With the recent spike in Covid-19 cases, hospitalizations and deaths, city officials say they're doing everything they can to flatten the curve.
Mayor Dan Pope says this weekend state regulatory agencies will be in town, monitoring businesses within city and county limits. Charley B's and The Library have pending suspensions from TABC for violating the governor's emergency order last week.
"Our contact tracing shows that many of our positive cases including, unfortunately, at least one death, are from people who have been in multiple bars," Pope said.
The mayor says the city is also talking with school districts about limiting spread in indoor areas, where families might gather to watch their kids play sports.
He says to expect an announcement from the city manager later this week, regarding the closure of large facilities and athletic facilities through the end of the year.
The city also plans on asking big-box retailers to self-impose occupancy limits lower than the state requires.
"We want all of them to be as good of citizen as Costco is. You can't go into Costco without your mask on," Pope said.

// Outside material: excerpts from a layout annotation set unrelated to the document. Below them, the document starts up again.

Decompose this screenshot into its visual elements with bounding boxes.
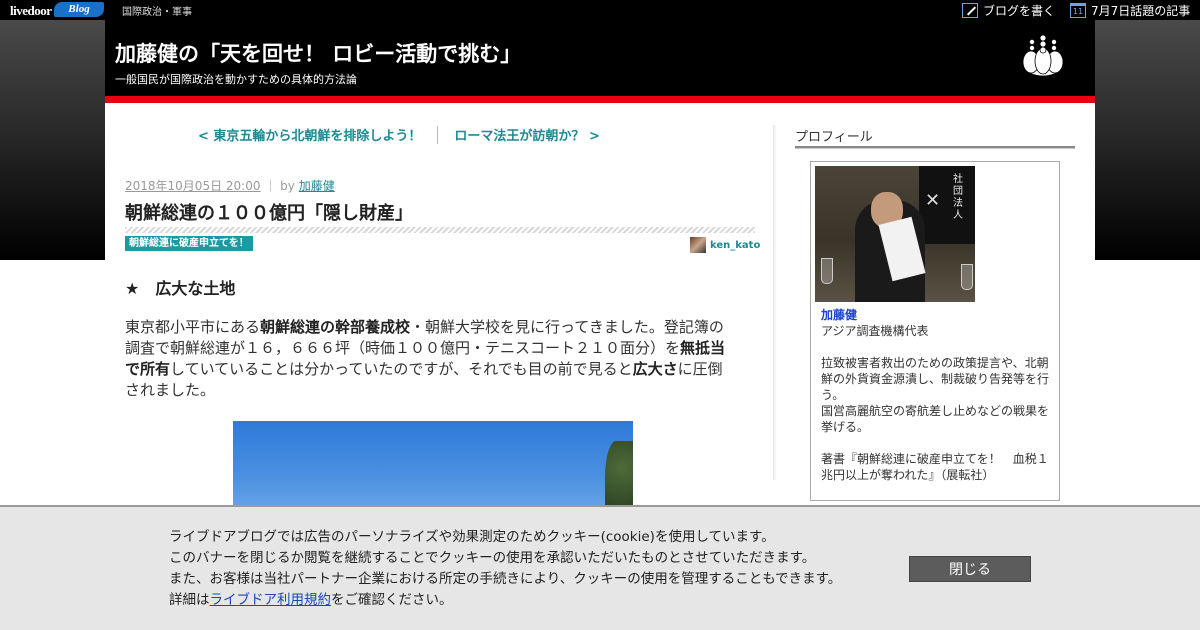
body-bold-3: 広大さ [632, 360, 678, 378]
left-background-panel [0, 20, 105, 260]
cookie-line-4: 詳細はライブドア利用規約をご確認ください。 [169, 590, 841, 611]
profile-name[interactable]: 加藤健 [821, 306, 857, 323]
next-post-link[interactable]: ローマ法王が訪朝か？ > [454, 125, 599, 144]
section-heading: ★ 広大な土地 [125, 279, 236, 298]
profile-box: 社団法人 ✕ 加藤健 アジア調査機構代表 拉致被害者救出のための政策提言や、北朝… [810, 161, 1060, 501]
article-title[interactable]: 朝鮮総連の１００億円「隠し財産」 [125, 199, 413, 225]
right-background-panel [1095, 20, 1200, 260]
top-category-link[interactable]: 国際政治・軍事 [122, 3, 192, 18]
cookie-line-1: ライブドアブログでは広告のパーソナライズや効果測定のためクッキー(cookie)… [169, 529, 775, 545]
profile-description: アジア調査機構代表 拉致被害者救出のための政策提言や、北朝鮮の外貨資金源潰し、制… [821, 324, 1050, 482]
cookie-banner: ライブドアブログでは広告のパーソナライズや効果測定のためクッキー(cookie)… [0, 505, 1200, 630]
author-avatar [690, 237, 706, 253]
photo-glass [821, 258, 833, 284]
nav-separator [437, 125, 439, 144]
profile-photo[interactable]: 社団法人 ✕ [815, 166, 975, 302]
cookie-line-3: また、お客様は当社パートナー企業における所定の手続きにより、クッキーの使用を管理… [169, 571, 842, 587]
column-divider [773, 125, 777, 480]
meta-separator: ｜ by [264, 179, 295, 193]
livedoor-blog-logo[interactable]: livedoor Blog [6, 1, 104, 19]
logo-text: livedoor [10, 3, 52, 18]
cookie-line-4-post: をご確認ください。 [331, 592, 453, 608]
photo-sign-text: 社団法人 [953, 174, 963, 221]
pencil-icon [962, 3, 978, 18]
cookie-line-4-pre: 詳細は [169, 592, 210, 608]
article-meta: 2018年10月05日 20:00 ｜ by 加藤健 [125, 177, 335, 194]
header-accent-bar [105, 96, 1095, 103]
article-date[interactable]: 2018年10月05日 20:00 [125, 179, 260, 193]
article-body: 東京都小平市にある朝鮮総連の幹部養成校・朝鮮大学校を見に行ってきました。登記簿の… [125, 317, 737, 401]
terms-of-use-link[interactable]: ライブドア利用規約 [210, 592, 332, 608]
logo-badge: Blog [54, 2, 104, 17]
title-underline [125, 227, 755, 233]
photo-sign-mark: ✕ [925, 190, 941, 211]
category-tag[interactable]: 朝鮮総連に破産申立てを！ [125, 236, 253, 251]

Pope says he is reluctant to put pressure on businesses to enforce mask-wearing through fines, as he says the responsibility falls on individuals.
"If you walk in a business and they're not taking it seriously, it's easy to tell. And I suggest you turn around and high-tail it out of there," he added.
All city council, board and commission meetings will be virtual for the remainder of the year.
Mayor Pope says the city will continue operating under the governor's order, but that it requires personal responsibility.
Dr. Ron Cook agrees and says he knows the community has what it takes to slow down the spread.
"Each citizen in our community and surrounding communities has the ultimate control in not spreading this virus," Cook said.
Pope says because of the harm to small businesses, the city is not considering a lock down.